– Чем скорее мы подведем парус под пробоину, тем лучше, – сказал Хорнблауэр. Трудно было ждать, что голос его прозвучит вполне естественно. – Поторопите французов.

Он повернулся и зашагал по палубе, чтобы успокоиться и дать мыслям прийти в порядок, но француз следовал за ним по пятам, болтливый, как советчики Иова.

– Я говорил, мне кажется, что судно идет тяжело, – произнес он. – Оно глубже осело.

– Идите к черту, – сказал Хорнблауэр по-английски. Он не мог вспомнить французского эквивалента.

Тут же он почувствовал под ногами сильный толчок, словно по палубе снизу ударили молотом. Корабль разваливался на куски.

– Поторопитесь с парусом! – заорал он на работающих и тут же рассердился на себя – его тон явно выдавал недостойное волнение.

Наконец было прошито пять квадратных футов паруса. Через кренгельсы пропустили веревки и парус потащили на нос, чтобы опустить под бриг и подвести к пробоине. Хорнблауэр снял одежду, не из заботы о чужой собственности, а из желания сохранить ее сухой.

– Я спущусь и посмотрю на месте, – сказал он. – Мэтьюз, приготовьте булинь.

Голому и мокрому, Хорнблауэру казалось, будто ветер пронизывает его насквозь; борт корабля, о который он ударялся при качке, сдирал кожу; волны, проходящие под кораблем, били его с неистовым безразличием. Но он проследил, чтобы прошитый парус подошел куда нужно, и с удовлетворением наблюдал, как ворсистая масса встала на место, засосалась в пробоину и глубоко втянулась. Он мог не сомневаться, что течь запечатана крепко. Он крикнул. Матросы вытащили его наверх и теперь ждали дальнейших приказов. Хорнблауэр стоял голый, одурев от холода, усталости и недосыпа, и заставлял себя принять следующее решение.

– Положите ее на правый галс, – сказал он наконец.

Если бриг затонет, не важно, произойдет это в ста или в двухстах милях от Франции; если нет, он хотел находиться подальше от подветренного берега и неприятеля. Правда, пробоина будет глубже под водой, а значит, и давление выше, но все равно так лучше. Французский капитан, видя приготовления к повороту, шумно запротестовал. При таком ветре другим галсом они легко доберутся до Бордо. Хорнблауэр, дескать, рискует их жизнью. В затуманенном мозгу Хорнблауэра, помимо его воли, созревал перевод чего-то, что он хотел сказать раньше. Теперь он смог это высказать.

– Allez au diable[7], – произнес он, натягивая плотную шерстяную рубашку француза.

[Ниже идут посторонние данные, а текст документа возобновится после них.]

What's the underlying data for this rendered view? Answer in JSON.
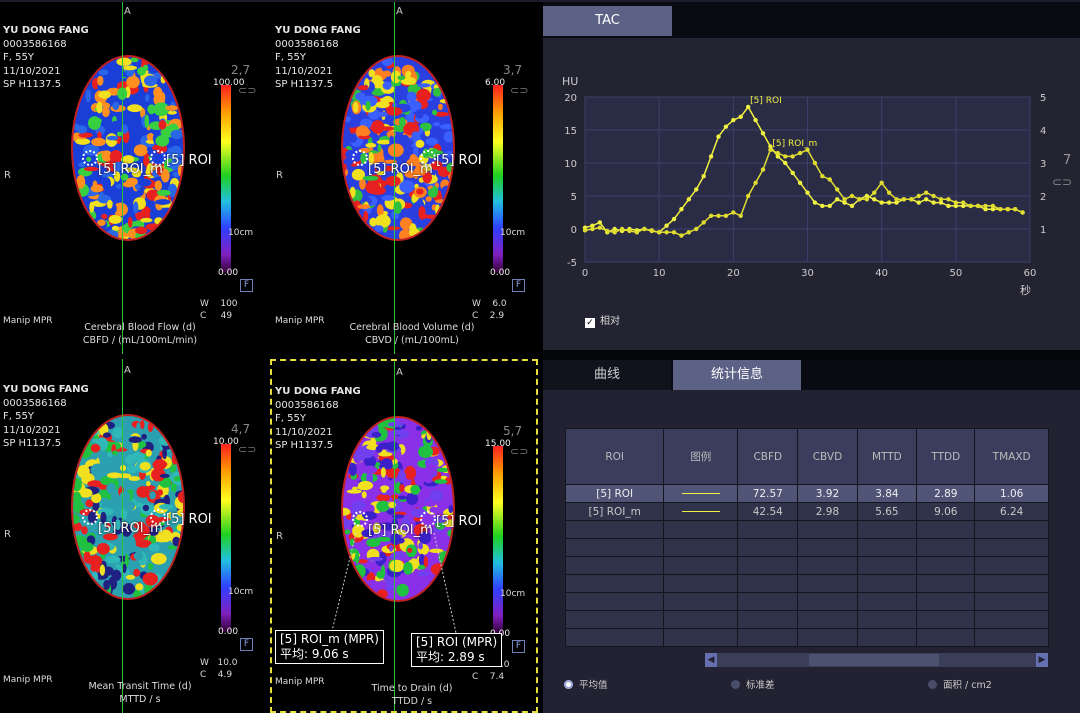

Когда он просунул голову в воротник, капитан продолжал возмущаться, да так громко, что у Хорнблауэра возникли новые опасения. Он отправил Мэтьюза к пленным, проверить, нет ли у них оружия. При обыске не обнаружилось ничего, кроме матросских ножей, но Хорнблауэр из предосторожности велел конфисковать и их. Одевшись, он занялся своими тремя пистолетами, перезарядил их и заново заправил порохом. С тремя пистолетами за поясом вид у него был пиратский, словно он еще не вышел из возраста детских игр. Однако Хорнблауэр чувствовал, что может прийти время, когда французы попытаются восстать, а три пистолета – не так уж много против двенадцати отчаявшихся людей, у которых под руками куча тяжелых предметов, вроде кофель-нагелей и тому подобного.

Мэтьюз ждал его с озабоченным видом.

– Сэр, – сказал он, – прошу прощения, но она мне не нравится. Она оседает и открывается, я точно уверен. Вы уж простите, сэр, что я так говорю.

Внизу Хорнблауэр слышал, что доски корабля все так же трещат и жалуются: швы на палубе расходились все шире. Напрашивалось простое объяснение: рис, разбухая, раздвинул корабельные швы под водой, так что пластырь устранил лишь малую течь. Вода продолжает поступать, груз пухнет, корабль раскрывается, как облетающий цветок. Корабли строятся, чтобы выдерживать удары извне, ничто в их конструкции не рассчитано на сопротивление внутреннему давлению. Швы будут расходиться все шире и шире, а вода проникать все дальше и дальше в груз.